Immune Tolerance 2009
Speaker Biography...

Joan GovermanJoan Goverman

University of Washington, USA

Title: Novel mechanisms of tolerance induction in CD8+ MBP-specific T-cells

Biography:

Dr. Goverman received a Bachelors degree in Chemistry from Brandeis University. She received a Ph.D. in Biological Chemistry from the University of California, Los Angeles in 1981. A postdoctoral fellowship at UCLA was followed by additional training at the California Institute of Technology. She is now a Professor and Acting Chair of the Department of Immunology at the University of Washington.

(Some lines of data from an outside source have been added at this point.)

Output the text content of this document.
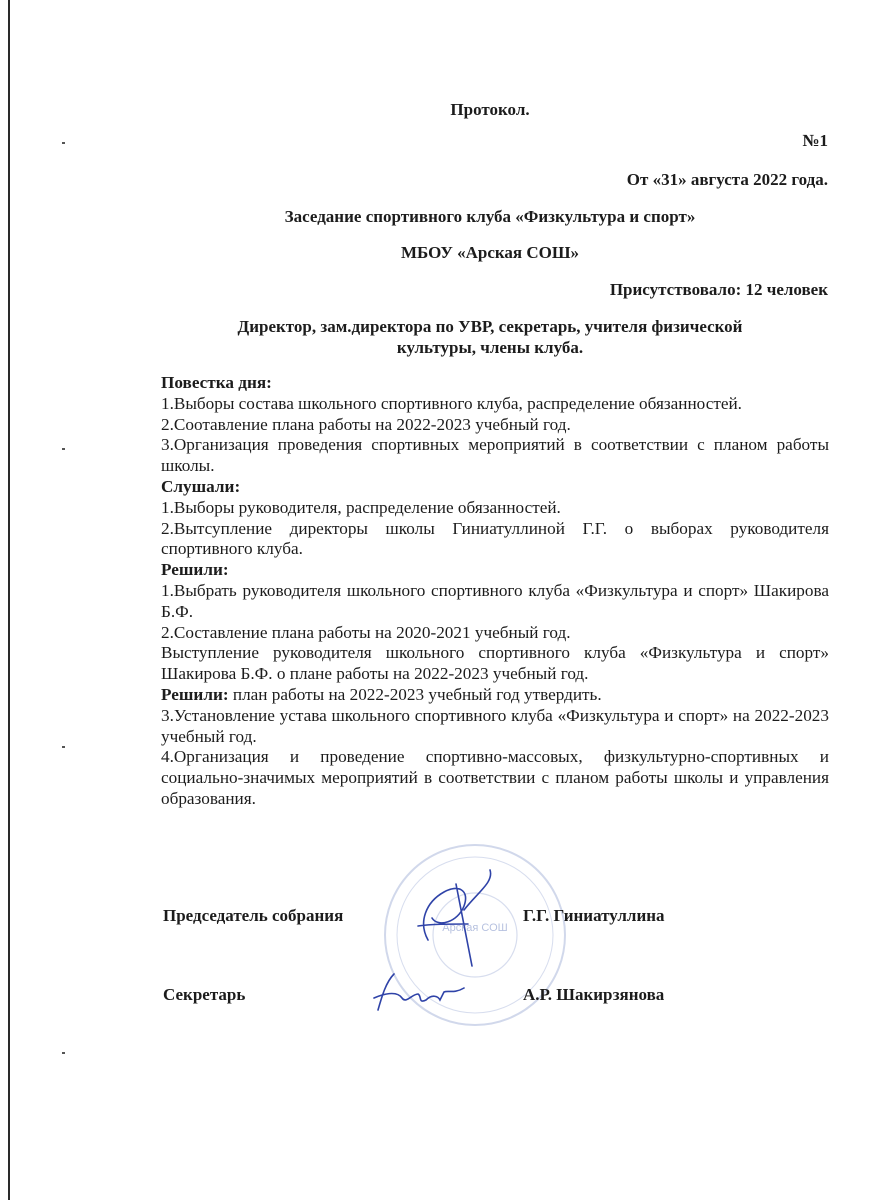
Протокол.
№1
От «31» августа 2022 года.
Заседание спортивного клуба «Физкультура и спорт»
МБОУ «Арская СОШ»
Присутствовало: 12 человек
Директор, зам.директора по УВР, секретарь, учителя физической
культуры, члены клуба.

Повестка дня:

1.Выборы состава школьного спортивного клуба, распределение обязанностей.

2.Соотавление плана работы на 2022-2023 учебный год.

3.Организация проведения спортивных мероприятий в соответствии с планом работы школы.

Слушали:

1.Выборы руководителя, распределение обязанностей.

2.Вытсупление директоры школы Гиниатуллиной Г.Г. о выборах руководителя спортивного клуба.

Решили:

1.Выбрать руководителя школьного спортивного клуба «Физкультура и спорт» Шакирова Б.Ф.

2.Составление плана работы на 2020-2021 учебный год.

Выступление руководителя школьного спортивного клуба «Физкультура и спорт» Шакирова Б.Ф. о плане работы на 2022-2023 учебный год.

Решили: план работы на 2022-2023 учебный год утвердить.

3.Установление устава школьного спортивного клуба «Физкультура и спорт» на 2022-2023 учебный год.

4.Организация и проведение спортивно-массовых, физкультурно-спортивных и социально-значимых мероприятий в соответствии с планом работы школы и управления образования.

Арская СОШ
Председатель собрания	Г.Г. Гиниатуллина
Секретарь	А.Р. Шакирзянова
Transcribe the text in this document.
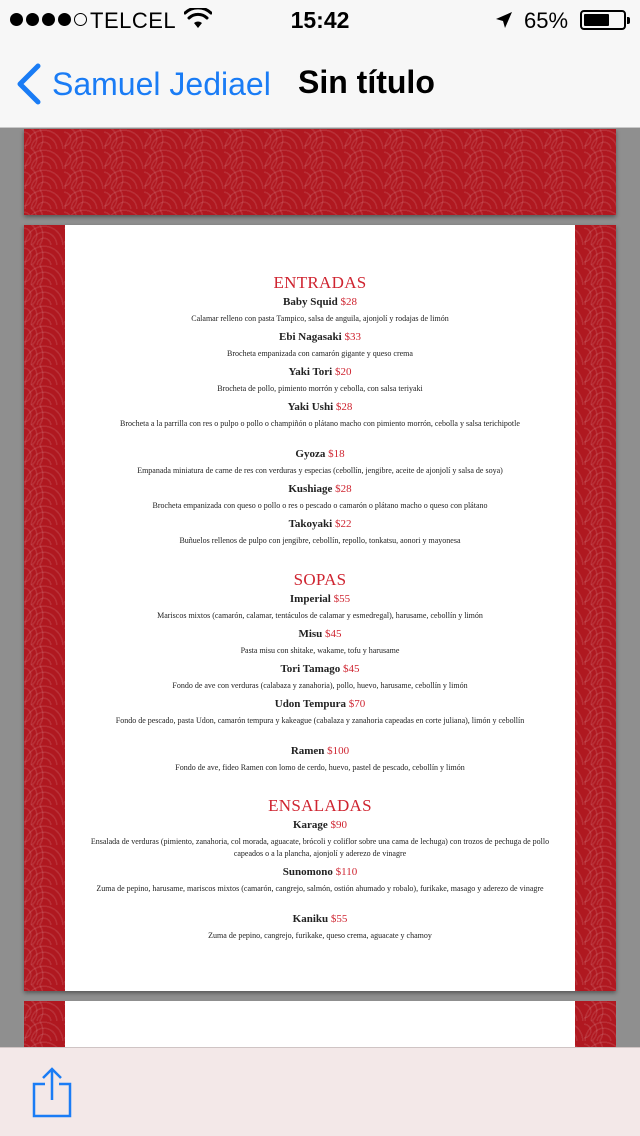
TELCEL	15:42	65%
Samuel Jediael Sin título
ENTRADAS
Baby Squid $28
Calamar relleno con pasta Tampico, salsa de anguila, ajonjolí y rodajas de limón
Ebi Nagasaki $33
Brocheta empanizada con camarón gigante y queso crema
Yaki Tori $20
Brocheta de pollo, pimiento morrón y cebolla, con salsa teriyaki
Yaki Ushi $28
Brocheta a la parrilla con res o pulpo o pollo o champiñón o plátano macho con pimiento morrón, cebolla y salsa terichipotle
Gyoza $18
Empanada miniatura de carne de res con verduras y especias (cebollín, jengibre, aceite de ajonjolí y salsa de soya)
Kushiage $28
Brocheta empanizada con queso o pollo o res o pescado o camarón o plátano macho o queso con plátano
Takoyaki $22
Buñuelos rellenos de pulpo con jengibre, cebollín, repollo, tonkatsu, aonori y mayonesa
SOPAS
Imperial $55
Mariscos mixtos (camarón, calamar, tentáculos de calamar y esmedregal), harusame, cebollín y limón
Misu $45
Pasta misu con shitake, wakame, tofu y harusame
Tori Tamago $45
Fondo de ave con verduras (calabaza y zanahoria), pollo, huevo, harusame, cebollín y limón
Udon Tempura $70
Fondo de pescado, pasta Udon, camarón tempura y kakeague (cabalaza y zanahoria capeadas en corte juliana), limón y cebollín
Ramen $100
Fondo de ave, fideo Ramen con lomo de cerdo, huevo, pastel de pescado, cebollín y limón
ENSALADAS
Karage $90
Ensalada de verduras (pimiento, zanahoria, col morada, aguacate, brócoli y coliflor sobre una cama de lechuga) con trozos de pechuga de pollo capeados o a la plancha, ajonjolí y aderezo de vinagre
Sunomono $110
Zuma de pepino, harusame, mariscos mixtos (camarón, cangrejo, salmón, ostión ahumado y robalo), furikake, masago y aderezo de vinagre
Kaniku $55
Zuma de pepino, cangrejo, furikake, queso crema, aguacate y chamoy
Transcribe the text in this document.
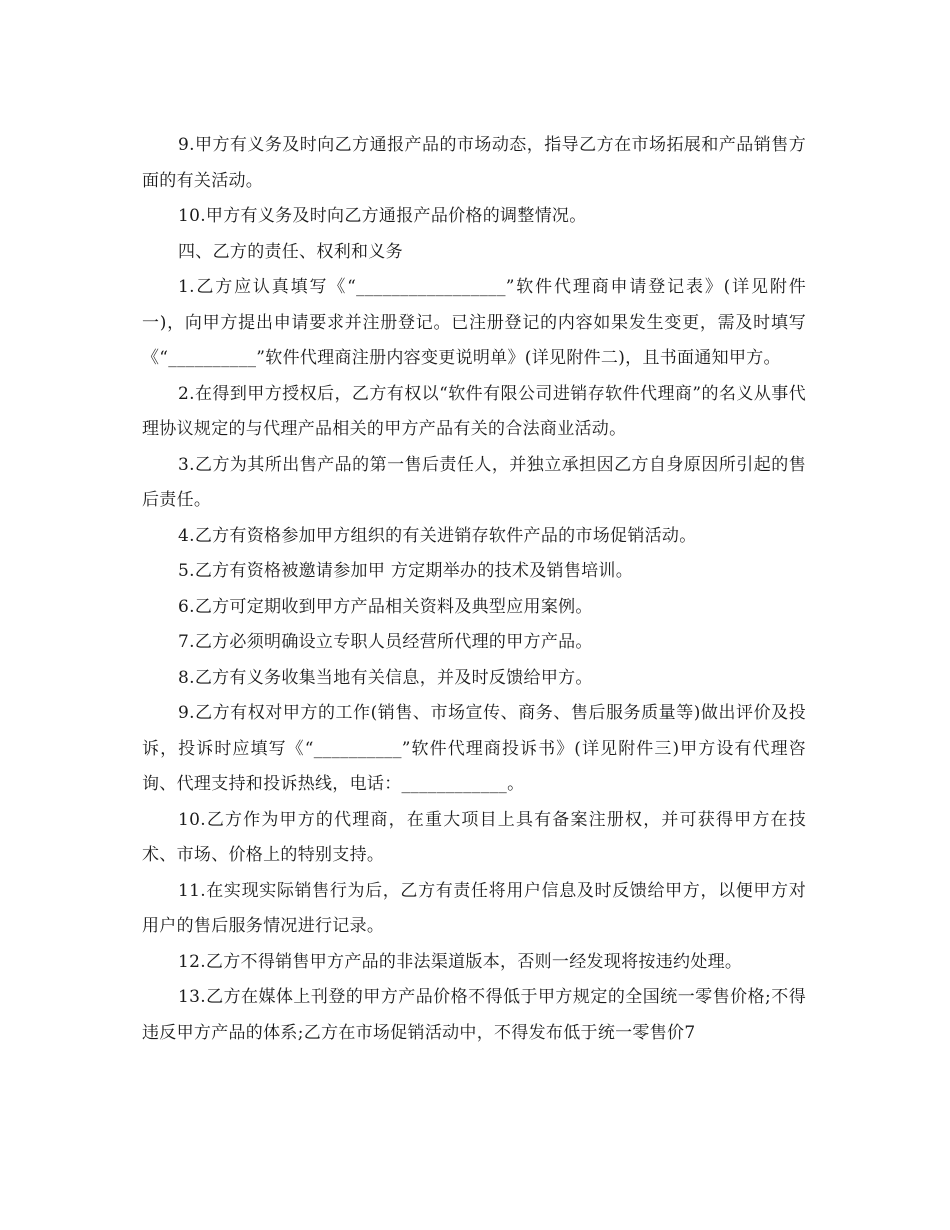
9.甲方有义务及时向乙方通报产品的市场动态，指导乙方在市场拓展和产品销售方面的有关活动。

10.甲方有义务及时向乙方通报产品价格的调整情况。

四、乙方的责任、权利和义务

1.乙方应认真填写《“_________________”软件代理商申请登记表》(详见附件一)，向甲方提出申请要求并注册登记。已注册登记的内容如果发生变更，需及时填写《“__________”软件代理商注册内容变更说明单》(详见附件二)，且书面通知甲方。

2.在得到甲方授权后，乙方有权以“软件有限公司进销存软件代理商”的名义从事代理协议规定的与代理产品相关的甲方产品有关的合法商业活动。

3.乙方为其所出售产品的第一售后责任人，并独立承担因乙方自身原因所引起的售后责任。

4.乙方有资格参加甲方组织的有关进销存软件产品的市场促销活动。

5.乙方有资格被邀请参加甲 方定期举办的技术及销售培训。

6.乙方可定期收到甲方产品相关资料及典型应用案例。

7.乙方必须明确设立专职人员经营所代理的甲方产品。

8.乙方有义务收集当地有关信息，并及时反馈给甲方。

9.乙方有权对甲方的工作(销售、市场宣传、商务、售后服务质量等)做出评价及投诉，投诉时应填写《“__________”软件代理商投诉书》(详见附件三)甲方设有代理咨询、代理支持和投诉热线，电话：____________。

10.乙方作为甲方的代理商，在重大项目上具有备案注册权，并可获得甲方在技术、市场、价格上的特别支持。

11.在实现实际销售行为后，乙方有责任将用户信息及时反馈给甲方，以便甲方对用户的售后服务情况进行记录。

12.乙方不得销售甲方产品的非法渠道版本，否则一经发现将按违约处理。

13.乙方在媒体上刊登的甲方产品价格不得低于甲方规定的全国统一零售价格;不得违反甲方产品的体系;乙方在市场促销活动中，不得发布低于统一零售价7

Dr. Goverman's research focuses on the pathogenesis of autoimmune disease. Autoimmunity is believed to arise from a breakdown in tolerance to self-antigens. Multiple sclerosis (MS) is an autoimmune disease in which self-reactive T cells target myelin proteins in the central nervous system (CNS). The research program focuses on defining mechanisms that maintain immune tolerance to myelin proteins, determining triggers that break this tolerance, and elucidating how myelin-specific T cells mediate disease. We are interested in the precise mechanisms by which myelin-specific T and B cells contribute to autoimmunity in the CNS, and the role of regulatory T cells in suppressing this disease. With these objectives in mind, we have engineered a number of animal models using T cell receptor transgenic mice that express either CD4+ or CD8+ T cell receptors specific for myelin basic protein. These models revealed novel mechanisms of tolerance induction, as well as generated experimental systems that recapitulate more faithfully the complex pathology seen in MS patients. Using these tools, we are investigating the contribution of CD4+ and CD8+ T cells and B cells to autoimmunity in the CNS.  We are also defining the parameters that govern T cell trafficking in the CNS, the effector mechanisms that propagate disease and how inflammatory responses are regulated in different microenvironments in the CNS. Our long-term goal is to further our understanding of the pathogenesis of this autoimmune disease in order to define potential targets for therapeutic intervention.